Summary Bullets:
- Machine learning (ML) algorithms are incredibly powerful, and companies like Google, Microsoft, Amazon, and Salesforce.com realize that – hence their intense interest in operationalizing ML and DL tooling.
- But, those algorithms alone are no guarantee of value. Whether you’re predicting the weather or optimizing a delivery route, AI lives or dies according to the humans within whose care it finds itself.
Can we truly know whether or not we’re living out our lives as a part of a simulated, holographic model of the universe as proposed by mega-entrepreneur Elon Musk? Should we even care about such things? If you’re at all concerned about the weather – about the expected path a hurricane will take, let’s say – then the answer is a resounding ‘yes.’ I would argue in fact that we are living out our lives based upon countless simulations.

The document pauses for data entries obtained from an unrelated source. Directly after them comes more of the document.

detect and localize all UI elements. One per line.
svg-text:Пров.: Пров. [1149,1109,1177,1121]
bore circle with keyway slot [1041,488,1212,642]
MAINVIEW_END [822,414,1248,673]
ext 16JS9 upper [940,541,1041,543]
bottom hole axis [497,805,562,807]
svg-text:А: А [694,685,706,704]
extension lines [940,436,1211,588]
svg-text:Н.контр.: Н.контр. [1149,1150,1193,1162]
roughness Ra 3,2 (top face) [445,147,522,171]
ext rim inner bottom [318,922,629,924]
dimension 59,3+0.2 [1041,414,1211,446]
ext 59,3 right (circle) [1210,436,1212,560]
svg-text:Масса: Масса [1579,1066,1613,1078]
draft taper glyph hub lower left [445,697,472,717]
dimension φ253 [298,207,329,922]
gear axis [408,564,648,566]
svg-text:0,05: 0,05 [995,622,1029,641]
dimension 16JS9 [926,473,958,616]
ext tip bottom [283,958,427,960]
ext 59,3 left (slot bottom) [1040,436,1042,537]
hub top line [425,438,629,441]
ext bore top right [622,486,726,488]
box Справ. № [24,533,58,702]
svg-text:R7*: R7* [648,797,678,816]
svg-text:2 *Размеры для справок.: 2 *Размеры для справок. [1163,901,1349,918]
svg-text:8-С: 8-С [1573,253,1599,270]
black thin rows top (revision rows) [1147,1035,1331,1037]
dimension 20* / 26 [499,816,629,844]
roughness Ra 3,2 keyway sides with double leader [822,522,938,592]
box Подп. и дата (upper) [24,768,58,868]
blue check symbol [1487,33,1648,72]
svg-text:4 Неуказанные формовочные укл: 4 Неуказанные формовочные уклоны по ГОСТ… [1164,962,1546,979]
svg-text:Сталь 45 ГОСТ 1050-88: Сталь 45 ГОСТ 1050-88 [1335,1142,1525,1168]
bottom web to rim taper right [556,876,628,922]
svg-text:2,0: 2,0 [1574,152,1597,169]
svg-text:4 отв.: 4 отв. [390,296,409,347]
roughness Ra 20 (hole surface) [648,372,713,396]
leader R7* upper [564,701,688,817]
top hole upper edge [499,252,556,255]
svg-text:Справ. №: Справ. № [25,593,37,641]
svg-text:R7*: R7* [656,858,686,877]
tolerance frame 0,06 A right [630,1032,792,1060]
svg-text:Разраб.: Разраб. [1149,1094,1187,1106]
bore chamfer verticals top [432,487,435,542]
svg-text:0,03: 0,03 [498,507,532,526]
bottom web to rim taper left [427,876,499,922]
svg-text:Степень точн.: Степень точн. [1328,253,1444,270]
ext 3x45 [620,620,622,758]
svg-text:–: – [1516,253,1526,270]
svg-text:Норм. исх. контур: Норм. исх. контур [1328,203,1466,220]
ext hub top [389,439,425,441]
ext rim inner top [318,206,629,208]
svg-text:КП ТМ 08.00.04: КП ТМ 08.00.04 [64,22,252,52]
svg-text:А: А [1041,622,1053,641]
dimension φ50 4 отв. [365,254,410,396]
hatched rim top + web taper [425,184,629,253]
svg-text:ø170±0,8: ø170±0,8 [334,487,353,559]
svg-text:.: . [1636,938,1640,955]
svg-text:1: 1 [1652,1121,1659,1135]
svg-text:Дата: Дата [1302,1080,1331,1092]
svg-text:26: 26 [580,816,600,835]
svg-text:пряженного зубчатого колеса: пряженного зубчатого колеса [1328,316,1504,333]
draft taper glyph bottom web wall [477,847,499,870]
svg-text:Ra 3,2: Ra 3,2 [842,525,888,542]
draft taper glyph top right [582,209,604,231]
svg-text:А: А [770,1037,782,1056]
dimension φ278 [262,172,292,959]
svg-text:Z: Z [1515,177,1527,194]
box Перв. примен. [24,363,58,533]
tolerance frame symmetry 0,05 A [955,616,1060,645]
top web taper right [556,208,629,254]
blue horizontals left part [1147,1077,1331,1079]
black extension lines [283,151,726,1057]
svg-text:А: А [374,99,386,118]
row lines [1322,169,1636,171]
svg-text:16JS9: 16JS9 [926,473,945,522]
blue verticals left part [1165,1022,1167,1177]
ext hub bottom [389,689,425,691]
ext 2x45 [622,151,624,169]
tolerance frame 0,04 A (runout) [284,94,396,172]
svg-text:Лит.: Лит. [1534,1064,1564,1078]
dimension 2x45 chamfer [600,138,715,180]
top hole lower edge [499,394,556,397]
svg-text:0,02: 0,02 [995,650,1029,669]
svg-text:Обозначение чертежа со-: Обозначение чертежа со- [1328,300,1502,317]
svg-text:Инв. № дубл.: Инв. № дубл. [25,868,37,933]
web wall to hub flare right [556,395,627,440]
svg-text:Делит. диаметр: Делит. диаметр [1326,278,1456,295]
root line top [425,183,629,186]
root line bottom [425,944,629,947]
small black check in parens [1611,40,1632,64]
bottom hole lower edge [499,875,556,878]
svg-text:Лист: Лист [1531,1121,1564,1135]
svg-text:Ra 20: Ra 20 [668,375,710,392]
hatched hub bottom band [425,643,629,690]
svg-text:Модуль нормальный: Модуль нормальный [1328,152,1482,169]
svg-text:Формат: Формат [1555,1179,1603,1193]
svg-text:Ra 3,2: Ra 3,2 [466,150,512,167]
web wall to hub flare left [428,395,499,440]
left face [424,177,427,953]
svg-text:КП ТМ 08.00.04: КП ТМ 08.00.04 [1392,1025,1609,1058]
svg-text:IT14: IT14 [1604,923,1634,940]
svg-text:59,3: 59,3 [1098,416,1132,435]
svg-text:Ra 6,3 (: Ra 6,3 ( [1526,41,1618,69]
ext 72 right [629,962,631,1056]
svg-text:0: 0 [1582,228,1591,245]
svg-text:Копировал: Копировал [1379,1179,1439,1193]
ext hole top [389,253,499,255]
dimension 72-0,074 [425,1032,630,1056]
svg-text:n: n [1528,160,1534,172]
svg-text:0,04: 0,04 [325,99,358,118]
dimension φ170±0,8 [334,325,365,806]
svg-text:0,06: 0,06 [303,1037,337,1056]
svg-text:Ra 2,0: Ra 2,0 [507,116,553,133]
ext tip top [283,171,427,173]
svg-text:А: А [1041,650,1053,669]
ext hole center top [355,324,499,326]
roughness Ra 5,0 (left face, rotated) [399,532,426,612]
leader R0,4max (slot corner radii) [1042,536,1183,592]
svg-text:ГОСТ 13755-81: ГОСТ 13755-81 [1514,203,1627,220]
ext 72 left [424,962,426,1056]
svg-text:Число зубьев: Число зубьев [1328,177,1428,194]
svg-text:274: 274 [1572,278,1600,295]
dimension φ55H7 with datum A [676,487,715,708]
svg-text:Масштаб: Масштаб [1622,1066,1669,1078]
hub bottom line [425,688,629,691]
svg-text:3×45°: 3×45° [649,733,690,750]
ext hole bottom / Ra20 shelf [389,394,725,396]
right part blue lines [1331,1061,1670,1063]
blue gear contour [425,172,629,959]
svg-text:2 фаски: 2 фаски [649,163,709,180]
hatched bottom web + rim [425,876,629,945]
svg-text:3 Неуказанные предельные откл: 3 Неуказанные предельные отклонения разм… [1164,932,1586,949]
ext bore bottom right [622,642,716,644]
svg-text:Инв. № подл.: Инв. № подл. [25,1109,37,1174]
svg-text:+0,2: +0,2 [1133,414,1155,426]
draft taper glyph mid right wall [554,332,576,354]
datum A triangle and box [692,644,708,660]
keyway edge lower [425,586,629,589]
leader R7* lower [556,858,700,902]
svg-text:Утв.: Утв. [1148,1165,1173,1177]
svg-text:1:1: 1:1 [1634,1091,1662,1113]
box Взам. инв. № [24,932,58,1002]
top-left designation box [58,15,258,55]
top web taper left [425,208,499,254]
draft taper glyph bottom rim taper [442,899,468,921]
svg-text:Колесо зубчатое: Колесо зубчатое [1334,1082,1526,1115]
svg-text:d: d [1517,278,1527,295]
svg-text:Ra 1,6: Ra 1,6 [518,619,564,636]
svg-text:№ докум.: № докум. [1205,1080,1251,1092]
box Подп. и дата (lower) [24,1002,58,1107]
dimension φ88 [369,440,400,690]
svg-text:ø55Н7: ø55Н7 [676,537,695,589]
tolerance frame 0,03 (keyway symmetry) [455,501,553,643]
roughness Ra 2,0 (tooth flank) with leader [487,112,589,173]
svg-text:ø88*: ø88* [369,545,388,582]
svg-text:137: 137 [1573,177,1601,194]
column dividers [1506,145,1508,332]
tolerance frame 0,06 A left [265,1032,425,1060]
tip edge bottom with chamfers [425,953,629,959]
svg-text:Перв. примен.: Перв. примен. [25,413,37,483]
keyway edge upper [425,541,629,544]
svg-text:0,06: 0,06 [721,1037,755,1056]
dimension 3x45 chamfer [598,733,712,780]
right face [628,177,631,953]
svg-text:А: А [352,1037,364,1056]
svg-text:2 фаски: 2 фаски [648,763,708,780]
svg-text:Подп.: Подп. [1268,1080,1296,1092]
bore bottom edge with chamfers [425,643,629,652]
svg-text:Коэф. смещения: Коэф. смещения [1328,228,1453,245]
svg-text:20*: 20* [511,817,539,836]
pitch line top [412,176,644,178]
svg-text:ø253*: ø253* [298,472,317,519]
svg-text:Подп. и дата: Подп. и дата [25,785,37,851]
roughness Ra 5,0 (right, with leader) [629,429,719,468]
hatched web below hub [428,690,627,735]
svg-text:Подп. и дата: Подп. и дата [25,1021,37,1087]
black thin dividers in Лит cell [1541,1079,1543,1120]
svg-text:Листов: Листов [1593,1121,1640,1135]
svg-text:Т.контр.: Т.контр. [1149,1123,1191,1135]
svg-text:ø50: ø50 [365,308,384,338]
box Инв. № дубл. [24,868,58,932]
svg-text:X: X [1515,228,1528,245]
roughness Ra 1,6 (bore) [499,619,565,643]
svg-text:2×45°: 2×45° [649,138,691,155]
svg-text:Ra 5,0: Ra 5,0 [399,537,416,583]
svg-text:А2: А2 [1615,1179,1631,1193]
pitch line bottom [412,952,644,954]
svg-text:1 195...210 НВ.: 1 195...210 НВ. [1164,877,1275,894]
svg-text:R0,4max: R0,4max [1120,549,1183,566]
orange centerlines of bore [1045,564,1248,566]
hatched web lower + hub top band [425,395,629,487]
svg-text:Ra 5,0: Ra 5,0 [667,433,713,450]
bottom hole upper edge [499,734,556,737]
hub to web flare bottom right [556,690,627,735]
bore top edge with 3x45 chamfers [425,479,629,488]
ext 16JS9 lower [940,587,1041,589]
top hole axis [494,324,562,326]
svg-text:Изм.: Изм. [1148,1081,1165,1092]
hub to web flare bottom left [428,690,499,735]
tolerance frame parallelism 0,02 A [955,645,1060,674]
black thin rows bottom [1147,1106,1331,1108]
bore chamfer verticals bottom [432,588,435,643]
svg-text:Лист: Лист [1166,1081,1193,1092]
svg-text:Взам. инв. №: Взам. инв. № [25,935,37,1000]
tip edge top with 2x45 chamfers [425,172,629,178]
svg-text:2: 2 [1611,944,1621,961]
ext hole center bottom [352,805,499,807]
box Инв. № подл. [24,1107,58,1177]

When your phone showed you the best route to work; when your bank notified you of a potential fraudulent charge; when your streaming service recommended that you spend the next ten hours binge watching Game of Thrones: those were all driven by simulations using historic data to predict future outcomes. These are so pervasive and the underlying AI technologies like ML algorithms are so highly publicized that we as consumers take them for granted.
Enterprise IT has likewise built up an alarming familiarity with AI and an expectation of immediacy and simplicity surrounding predictive analytics, where any programmer can, with a few lines of code, create and deploy a working predictive model. With Microsoft IoT Hub and Azure Machine Learning, for example, a developer can quickly stand up an IoT app that can predict the weather based on collected temperature and humidity data – no muss, no fuss, and only a few select lines of SQL code.
Tools like Microsoft Azure Machine Learning are amazingly accessible, bringing AI to a much wider audience of enterprise consumers. But, in doing so, these products also paint a picture of AI as just another tool in the developer’s toolbox, something we can put into action quickly and with immediate effect. That is a very dangerous assumption. How do we know the supportive weather data is correct or appropriate to our needs? How do we know if our model will remain accurate over time? How do we even know if we’re correctly interpreting the predictive outcome within the context of the resulting application?
We should, therefore, view the current ML gold rush as a warning and a reminder that the application of AI in predicting business outcomes is an endless cycle where collaborators seek to answer such questions. More importantly, it reminds us that AI is a team sport, requiring the cooperation of many specialists — not a single, PhD-equipped data scientist, mind you, but instead a small, diverse team of pragmatic experts capable of reliably employing tools like ML algorithms.
A great case in point comes from IBM. While at the company’s Analytics University conference recently, I learned that at least one IBM product group was selectively deploying what it calls ‘Data Science Elite Teams.’ Separate from professional services and pre-sales, these squads are assembled to match customer requirements and typically include experts in data engineering, ML and deep learning (DL), optimization and prescriptive analytics, and communications (someone who can tell compelling, accurate stories).
To this mix, the vendor will work with its internal integration services group (IBM Global Business Services) to add a business/vertical market expert. But, it’s telling that IBM would choose to figuratively bundle people and software together in this way, mostly sidestepping an additional integration services engagement. Clearly IBM feels that that, in order to help its customers succeed in deploying complex predictive models using its analytics software, it (and its customers) must invest in the human side of AI.
ML algorithms are incredibly powerful, and companies like Google, Microsoft, Amazon, and Salesforce.com realize that – hence their intense interest in operationalizing ML and DL tooling. But, those algorithms alone are no guarantee of value. Whether you’re predicting the weather or optimizing a delivery route, AI lives or dies according to the humans within whose care it finds itself.